None of the methods were able to find a solution within 0.1% of optimality gap for 13 instances in the test set. When comparing the proposed methods to OA, we see that L-OA is able to reduce the solution time in 36% of the instances and the iterations in 60%, while Q-OA reduced the time in 59% of the instances and the iterations in 83%. From the results, it was also noticed that the benefits of Q-OA are more apparent for the more challenging instances. By comparing the two proposed methods we see that Q-OA solves 90% of the instances in less time and 87.5% of the instances in fewer iterations than L-OA. Detailed solution information for all instances and methods can be found in the supplemental material.

An interesting result is that the proposed methods significantly decreased the number of infeasible NLP subproblems found while solving the selected problems. Using OA we obtained 877 infeasible NLP subproblems, while using L-OA and Q-OA we only obtained 259 and 257, respectively. This can be explained by the fact that the integer combinations are chosen closer in the search space to the best feasible solution, and information about the curvature is utilized with the proposed methods. Choosing an integer combination close to a feasible solution also results in trial solutions close to the feasible region, which resulted in fewer infeasible trial solutions.

The solutions reported here were obtained using the level parameter \(\alpha =0.5\). We performed several tests varying the value of \(\alpha \), which resulted in significant changes for individual instances but rather insignificant when considering the whole test set. Overall, \(\alpha =0.5\) gave us the best results for this set of test problems.
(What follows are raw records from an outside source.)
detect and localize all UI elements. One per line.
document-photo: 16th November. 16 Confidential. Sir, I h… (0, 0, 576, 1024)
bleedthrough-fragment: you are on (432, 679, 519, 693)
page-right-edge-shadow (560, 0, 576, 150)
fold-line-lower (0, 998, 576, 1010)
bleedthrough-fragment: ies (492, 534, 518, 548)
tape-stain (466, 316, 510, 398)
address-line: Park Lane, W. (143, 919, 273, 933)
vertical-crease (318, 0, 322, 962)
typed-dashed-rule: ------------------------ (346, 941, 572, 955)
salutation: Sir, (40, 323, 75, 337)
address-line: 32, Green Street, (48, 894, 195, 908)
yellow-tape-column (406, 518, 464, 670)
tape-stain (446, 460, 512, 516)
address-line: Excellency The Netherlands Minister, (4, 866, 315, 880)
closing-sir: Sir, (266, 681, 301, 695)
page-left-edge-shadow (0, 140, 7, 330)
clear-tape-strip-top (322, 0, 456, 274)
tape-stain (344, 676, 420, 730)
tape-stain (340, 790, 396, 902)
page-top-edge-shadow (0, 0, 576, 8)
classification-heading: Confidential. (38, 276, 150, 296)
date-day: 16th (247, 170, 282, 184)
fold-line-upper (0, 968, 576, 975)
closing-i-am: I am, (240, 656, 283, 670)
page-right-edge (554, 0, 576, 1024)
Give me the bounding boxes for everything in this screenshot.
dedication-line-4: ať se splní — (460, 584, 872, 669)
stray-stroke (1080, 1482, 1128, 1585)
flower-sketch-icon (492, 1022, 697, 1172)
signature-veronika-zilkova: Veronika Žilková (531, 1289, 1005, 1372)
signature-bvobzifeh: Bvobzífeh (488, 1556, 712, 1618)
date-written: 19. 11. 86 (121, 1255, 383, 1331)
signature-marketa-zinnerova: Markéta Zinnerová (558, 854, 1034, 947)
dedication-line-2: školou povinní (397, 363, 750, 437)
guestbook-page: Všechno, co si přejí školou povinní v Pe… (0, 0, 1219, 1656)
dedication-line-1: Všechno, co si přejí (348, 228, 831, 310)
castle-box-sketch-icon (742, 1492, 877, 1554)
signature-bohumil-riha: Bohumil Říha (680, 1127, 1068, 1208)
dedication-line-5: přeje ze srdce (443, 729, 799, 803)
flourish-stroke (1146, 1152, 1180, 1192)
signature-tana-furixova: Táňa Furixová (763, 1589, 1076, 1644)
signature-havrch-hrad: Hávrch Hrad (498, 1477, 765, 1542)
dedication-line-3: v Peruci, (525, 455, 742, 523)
7 Conclusions and future work

We have presented two new methods for solving convex MINLP problems, based on a regularization technique and a second order approximation of the Lagrangean. We have proven that both methods converge to the global optimal solution in a finite number of iterations, and shown that the proofs hold even if the MIQP subproblem is only solved approximately. Both methods are mainly intended for problems with moderate to high degrees of nonlinearity, and for such problems, both methods performed better than the original OA method. The new method called Q-OA required significantly fewer iterations than the original OA, and there was also a clear advantage in the solution time. The advantage is due to the fact that more information is utilized when choosing the integer combinations. The method L-OA uses a regularization technique which we showed is equivalent to using a trust region. The regularization prevents large jumps between iterations and tries to keep the trial solutions close to the feasible region, and for the test problems, it gave an advantage over the original OA. For the test problems, Q-OA performed better than the other methods, both with respect to the number of iteration and time. Furthermore, using Q-OA we were able to solve a larger percentage of the test problems within the time limit.

As future work we plan to implement the methods in a more efficient and flexible framework, e.g., within an MINLP solver like DICOPT [18] or as part of a Toolkit in an optimization modeling software such as Pyomo or JuliaOpt. It could also be worth to investigate a dynamic update of the level parameter \(\alpha \). For example, it could be possible to adjust the parameter based on the current optimality gap. Another idea would be to investigate if the concepts used within L-OA and Q-OA could be effectively integrated within the framework of the NLP/LP based branch and bound algorithm presented in [28].